As a result of the aristocratic habit of only marrying within the aristocracy, and whenever possible to a sole heiress, many owners of country houses owned several country mansions, and would visit each according to the season: Grouse shooting in Scotland, pheasant shooting and fox hunting in England. The Earl of Rosebery, for instance, had Dalmeny House in Scotland, Mentmore Towers in Buckinghamshire and another near Epsom just for the racing season. For many, this way of life, which began a steady decline in 1914, continued well into the 20th century and for a very few continues to this day.

Squire's Houses

Waddesdon Manor.

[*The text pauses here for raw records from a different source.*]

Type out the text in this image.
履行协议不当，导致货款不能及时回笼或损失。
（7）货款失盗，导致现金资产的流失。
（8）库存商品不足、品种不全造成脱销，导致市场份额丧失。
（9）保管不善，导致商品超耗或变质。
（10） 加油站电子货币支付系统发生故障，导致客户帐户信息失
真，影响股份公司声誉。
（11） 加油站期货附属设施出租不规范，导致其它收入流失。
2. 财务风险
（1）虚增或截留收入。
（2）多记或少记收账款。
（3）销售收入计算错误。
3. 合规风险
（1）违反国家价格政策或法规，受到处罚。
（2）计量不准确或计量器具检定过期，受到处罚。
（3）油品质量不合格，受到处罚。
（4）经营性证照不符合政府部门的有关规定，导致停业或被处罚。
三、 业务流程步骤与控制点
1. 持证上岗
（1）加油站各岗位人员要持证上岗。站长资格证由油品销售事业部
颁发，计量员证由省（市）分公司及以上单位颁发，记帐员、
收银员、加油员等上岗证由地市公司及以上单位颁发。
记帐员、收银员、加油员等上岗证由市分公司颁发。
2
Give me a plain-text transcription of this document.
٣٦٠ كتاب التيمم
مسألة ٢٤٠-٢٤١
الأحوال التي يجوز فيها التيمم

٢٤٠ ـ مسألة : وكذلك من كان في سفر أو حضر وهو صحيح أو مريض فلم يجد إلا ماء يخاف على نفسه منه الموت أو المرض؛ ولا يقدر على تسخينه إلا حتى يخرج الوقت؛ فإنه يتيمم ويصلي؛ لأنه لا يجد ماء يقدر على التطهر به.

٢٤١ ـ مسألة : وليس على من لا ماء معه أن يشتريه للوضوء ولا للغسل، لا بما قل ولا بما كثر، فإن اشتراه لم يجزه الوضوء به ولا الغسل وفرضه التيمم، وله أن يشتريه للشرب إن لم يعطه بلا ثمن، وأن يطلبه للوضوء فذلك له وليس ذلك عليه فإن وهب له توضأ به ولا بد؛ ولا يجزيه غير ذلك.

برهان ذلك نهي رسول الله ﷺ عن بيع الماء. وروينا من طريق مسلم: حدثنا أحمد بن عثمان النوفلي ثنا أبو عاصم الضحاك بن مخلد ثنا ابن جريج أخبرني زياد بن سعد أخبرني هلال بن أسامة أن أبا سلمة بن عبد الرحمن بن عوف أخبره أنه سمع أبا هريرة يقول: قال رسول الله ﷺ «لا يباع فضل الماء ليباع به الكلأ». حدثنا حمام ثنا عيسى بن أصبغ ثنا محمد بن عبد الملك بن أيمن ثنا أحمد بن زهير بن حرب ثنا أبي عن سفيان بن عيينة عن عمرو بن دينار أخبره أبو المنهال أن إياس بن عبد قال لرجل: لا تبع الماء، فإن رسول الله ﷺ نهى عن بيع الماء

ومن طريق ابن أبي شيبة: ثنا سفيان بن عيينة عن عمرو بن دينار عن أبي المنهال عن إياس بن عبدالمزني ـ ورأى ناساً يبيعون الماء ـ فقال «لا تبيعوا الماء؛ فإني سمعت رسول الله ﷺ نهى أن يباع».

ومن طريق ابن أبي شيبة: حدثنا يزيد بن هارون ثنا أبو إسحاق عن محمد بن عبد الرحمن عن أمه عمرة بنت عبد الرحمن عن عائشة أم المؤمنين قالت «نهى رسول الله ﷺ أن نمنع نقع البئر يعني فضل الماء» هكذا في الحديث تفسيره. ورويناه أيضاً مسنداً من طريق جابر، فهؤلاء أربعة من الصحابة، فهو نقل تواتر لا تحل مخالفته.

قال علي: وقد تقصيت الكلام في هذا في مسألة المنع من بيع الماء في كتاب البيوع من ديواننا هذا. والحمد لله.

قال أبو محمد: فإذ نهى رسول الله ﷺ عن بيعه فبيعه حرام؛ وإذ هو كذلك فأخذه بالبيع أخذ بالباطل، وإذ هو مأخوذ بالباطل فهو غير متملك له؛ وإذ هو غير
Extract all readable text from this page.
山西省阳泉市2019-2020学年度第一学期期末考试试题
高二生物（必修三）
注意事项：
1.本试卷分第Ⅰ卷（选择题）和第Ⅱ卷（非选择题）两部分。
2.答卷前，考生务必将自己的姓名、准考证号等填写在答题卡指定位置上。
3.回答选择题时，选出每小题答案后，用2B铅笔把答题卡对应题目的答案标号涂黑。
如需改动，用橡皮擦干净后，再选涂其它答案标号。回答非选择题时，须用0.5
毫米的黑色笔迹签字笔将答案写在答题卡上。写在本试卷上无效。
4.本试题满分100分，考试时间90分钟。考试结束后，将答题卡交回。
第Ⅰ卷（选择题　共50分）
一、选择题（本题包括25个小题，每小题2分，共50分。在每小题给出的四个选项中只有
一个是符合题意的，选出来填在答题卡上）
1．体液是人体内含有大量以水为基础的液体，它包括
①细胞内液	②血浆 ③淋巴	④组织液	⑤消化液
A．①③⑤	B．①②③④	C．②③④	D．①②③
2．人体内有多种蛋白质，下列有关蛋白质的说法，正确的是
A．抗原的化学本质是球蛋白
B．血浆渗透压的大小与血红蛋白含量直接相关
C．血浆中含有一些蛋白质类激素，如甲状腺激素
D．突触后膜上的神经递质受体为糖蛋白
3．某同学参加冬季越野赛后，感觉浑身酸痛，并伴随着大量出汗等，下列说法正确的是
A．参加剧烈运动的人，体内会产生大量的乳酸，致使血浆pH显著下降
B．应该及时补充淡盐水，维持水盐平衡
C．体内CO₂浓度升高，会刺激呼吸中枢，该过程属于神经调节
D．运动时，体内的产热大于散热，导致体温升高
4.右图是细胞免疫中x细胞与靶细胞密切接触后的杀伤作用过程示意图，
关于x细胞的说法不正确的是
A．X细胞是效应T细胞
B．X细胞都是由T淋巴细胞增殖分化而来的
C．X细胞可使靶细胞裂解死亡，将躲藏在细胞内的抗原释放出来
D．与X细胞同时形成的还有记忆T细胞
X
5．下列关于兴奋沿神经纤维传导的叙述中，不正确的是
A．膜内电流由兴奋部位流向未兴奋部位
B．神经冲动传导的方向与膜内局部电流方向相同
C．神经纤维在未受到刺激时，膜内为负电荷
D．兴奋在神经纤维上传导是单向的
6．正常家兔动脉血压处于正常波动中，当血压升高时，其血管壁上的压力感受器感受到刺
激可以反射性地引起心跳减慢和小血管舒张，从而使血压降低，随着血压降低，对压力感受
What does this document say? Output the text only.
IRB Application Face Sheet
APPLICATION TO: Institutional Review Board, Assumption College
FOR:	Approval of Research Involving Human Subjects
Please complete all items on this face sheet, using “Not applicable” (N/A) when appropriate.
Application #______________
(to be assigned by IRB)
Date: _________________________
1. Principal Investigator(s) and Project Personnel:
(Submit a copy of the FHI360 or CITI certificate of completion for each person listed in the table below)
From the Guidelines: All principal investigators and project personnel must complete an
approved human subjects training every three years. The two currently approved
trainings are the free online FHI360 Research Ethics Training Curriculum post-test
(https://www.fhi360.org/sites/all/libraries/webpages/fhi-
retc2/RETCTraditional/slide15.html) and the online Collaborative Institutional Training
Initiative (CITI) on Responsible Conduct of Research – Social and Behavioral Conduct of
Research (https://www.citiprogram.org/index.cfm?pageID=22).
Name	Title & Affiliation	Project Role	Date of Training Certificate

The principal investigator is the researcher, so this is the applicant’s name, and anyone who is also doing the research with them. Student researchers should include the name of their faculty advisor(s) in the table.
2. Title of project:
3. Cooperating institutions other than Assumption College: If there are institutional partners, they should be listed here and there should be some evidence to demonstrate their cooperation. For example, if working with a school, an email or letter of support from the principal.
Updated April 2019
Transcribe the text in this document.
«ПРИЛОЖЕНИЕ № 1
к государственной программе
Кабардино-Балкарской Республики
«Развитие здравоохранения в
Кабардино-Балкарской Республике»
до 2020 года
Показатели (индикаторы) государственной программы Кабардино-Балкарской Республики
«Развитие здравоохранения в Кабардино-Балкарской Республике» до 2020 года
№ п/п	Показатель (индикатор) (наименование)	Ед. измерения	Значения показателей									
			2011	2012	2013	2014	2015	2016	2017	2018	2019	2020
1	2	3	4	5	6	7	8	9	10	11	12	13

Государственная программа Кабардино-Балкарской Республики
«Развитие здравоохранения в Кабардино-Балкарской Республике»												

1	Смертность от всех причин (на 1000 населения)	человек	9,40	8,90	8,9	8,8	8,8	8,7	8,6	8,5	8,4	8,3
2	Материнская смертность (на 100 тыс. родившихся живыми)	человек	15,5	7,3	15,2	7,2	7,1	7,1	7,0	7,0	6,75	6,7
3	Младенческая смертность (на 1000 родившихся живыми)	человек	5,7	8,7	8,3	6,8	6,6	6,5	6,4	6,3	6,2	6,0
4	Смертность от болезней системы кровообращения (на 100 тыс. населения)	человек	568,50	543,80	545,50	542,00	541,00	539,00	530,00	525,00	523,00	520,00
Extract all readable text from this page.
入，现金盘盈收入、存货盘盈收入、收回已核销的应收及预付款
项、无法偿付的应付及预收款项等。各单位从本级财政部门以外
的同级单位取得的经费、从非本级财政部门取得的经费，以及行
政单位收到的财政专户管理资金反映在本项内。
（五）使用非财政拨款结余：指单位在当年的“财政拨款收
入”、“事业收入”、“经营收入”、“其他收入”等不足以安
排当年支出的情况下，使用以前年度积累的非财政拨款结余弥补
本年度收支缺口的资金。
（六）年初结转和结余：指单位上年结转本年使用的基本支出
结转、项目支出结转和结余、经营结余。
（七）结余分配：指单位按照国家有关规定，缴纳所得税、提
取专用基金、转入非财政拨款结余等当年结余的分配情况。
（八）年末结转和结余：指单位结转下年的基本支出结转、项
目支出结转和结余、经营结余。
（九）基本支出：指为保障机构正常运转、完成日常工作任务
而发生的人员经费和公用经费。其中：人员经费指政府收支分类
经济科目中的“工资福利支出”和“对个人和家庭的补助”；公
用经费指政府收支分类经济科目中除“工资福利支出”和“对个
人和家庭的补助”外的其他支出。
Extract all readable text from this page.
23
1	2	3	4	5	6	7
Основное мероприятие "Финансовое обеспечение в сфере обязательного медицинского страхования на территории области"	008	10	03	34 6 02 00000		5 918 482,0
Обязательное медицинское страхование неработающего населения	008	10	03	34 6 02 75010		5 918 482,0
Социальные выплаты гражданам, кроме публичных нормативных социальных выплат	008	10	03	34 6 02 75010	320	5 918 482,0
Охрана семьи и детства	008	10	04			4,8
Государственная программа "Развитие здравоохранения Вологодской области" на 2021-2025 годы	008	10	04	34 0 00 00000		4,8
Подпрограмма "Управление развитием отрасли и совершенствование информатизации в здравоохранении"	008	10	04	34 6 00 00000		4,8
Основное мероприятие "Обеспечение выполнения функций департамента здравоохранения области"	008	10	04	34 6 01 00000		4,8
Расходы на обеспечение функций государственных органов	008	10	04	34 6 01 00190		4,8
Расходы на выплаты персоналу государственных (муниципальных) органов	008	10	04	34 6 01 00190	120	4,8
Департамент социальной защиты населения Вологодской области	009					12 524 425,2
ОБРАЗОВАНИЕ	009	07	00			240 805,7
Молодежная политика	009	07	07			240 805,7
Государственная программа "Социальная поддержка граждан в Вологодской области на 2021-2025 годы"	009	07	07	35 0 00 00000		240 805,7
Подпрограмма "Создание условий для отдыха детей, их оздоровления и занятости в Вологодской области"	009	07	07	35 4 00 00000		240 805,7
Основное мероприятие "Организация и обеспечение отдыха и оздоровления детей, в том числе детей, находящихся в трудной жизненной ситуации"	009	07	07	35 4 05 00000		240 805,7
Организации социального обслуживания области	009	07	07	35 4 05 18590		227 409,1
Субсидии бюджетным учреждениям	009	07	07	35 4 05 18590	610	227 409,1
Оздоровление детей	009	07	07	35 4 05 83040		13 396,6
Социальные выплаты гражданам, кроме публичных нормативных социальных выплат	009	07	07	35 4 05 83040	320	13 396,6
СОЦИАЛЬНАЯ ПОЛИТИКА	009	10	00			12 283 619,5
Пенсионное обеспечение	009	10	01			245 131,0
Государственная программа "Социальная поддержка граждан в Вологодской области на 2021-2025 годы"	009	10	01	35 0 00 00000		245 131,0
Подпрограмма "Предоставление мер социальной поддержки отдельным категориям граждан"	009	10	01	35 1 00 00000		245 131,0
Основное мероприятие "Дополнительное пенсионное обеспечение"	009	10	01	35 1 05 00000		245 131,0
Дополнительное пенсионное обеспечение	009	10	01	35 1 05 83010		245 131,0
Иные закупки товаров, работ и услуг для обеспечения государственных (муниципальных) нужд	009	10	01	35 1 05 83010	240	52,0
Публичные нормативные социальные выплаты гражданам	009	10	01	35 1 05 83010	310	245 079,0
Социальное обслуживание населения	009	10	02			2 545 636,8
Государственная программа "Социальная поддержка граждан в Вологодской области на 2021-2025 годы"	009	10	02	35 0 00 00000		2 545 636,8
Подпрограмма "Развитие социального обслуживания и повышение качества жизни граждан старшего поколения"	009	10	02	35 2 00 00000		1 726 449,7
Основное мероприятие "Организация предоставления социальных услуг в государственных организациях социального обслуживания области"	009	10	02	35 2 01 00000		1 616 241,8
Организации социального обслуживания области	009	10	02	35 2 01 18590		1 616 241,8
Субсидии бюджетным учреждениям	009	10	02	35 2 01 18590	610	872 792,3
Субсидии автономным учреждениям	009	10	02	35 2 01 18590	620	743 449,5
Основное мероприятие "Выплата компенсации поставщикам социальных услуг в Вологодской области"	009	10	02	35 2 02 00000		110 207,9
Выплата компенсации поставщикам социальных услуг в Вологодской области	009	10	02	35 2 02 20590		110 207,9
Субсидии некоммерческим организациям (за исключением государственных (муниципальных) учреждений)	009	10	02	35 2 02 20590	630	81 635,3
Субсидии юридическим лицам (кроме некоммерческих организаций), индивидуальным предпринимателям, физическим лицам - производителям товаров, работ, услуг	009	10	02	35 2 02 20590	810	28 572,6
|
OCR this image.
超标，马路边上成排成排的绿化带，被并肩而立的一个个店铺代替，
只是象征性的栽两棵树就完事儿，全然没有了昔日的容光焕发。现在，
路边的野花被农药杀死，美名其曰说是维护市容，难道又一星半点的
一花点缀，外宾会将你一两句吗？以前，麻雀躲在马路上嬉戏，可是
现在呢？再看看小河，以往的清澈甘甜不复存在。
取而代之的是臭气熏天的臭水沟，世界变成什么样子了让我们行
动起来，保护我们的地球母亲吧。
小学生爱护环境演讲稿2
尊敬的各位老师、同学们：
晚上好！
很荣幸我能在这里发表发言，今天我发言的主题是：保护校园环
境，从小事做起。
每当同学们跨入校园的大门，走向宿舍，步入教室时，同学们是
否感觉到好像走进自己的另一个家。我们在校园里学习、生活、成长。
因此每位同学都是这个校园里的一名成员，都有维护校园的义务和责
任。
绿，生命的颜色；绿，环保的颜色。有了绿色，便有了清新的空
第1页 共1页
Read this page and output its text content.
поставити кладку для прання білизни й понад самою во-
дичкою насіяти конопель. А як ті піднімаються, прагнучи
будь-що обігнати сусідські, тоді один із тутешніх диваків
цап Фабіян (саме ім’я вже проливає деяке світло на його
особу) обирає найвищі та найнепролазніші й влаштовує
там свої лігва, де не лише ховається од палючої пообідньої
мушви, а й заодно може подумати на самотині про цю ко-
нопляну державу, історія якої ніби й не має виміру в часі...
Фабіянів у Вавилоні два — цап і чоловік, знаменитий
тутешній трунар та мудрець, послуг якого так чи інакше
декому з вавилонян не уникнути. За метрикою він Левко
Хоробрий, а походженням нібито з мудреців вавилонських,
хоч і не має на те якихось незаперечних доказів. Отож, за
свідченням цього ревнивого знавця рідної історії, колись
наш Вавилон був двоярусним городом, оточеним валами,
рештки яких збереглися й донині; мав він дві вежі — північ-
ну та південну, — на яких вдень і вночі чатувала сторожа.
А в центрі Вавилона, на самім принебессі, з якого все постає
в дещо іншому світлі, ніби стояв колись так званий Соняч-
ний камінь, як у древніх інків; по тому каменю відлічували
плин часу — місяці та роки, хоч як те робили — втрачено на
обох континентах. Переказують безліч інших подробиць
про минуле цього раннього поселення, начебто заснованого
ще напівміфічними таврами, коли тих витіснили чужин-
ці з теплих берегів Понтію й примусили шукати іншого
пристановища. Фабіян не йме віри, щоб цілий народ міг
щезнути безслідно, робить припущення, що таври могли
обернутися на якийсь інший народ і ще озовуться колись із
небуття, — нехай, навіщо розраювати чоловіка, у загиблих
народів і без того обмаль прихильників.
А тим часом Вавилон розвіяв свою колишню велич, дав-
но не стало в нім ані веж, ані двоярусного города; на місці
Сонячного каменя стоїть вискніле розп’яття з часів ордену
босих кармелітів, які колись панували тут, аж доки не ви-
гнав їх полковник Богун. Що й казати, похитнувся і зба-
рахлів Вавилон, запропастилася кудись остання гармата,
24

During the Victorian era, vast country houses by wealthy industrialists and bankers were built in a variety of styles.

The second category of England's country houses are those that belonged to the squirearchy or gentry. These tend to either have evolved from medieval hall houses, with rooms added as required or were built by relatively unknown local architects. Smaller and far greater in number than the power houses, these smaller houses, like their grander counterparts the power houses were still the epicenter of their own estate, but were often the principal or only residence of their owner.

However, whether the owner of a power house or a small manor, the inhabitants of the English country house have become collectively referred to as the Ruling class, because this is exactly what they did in varying degrees, whether by holding high political influence and power in national government or in the day-to-day running of their own localities in such offices as magistrates, or occasionally even clergy.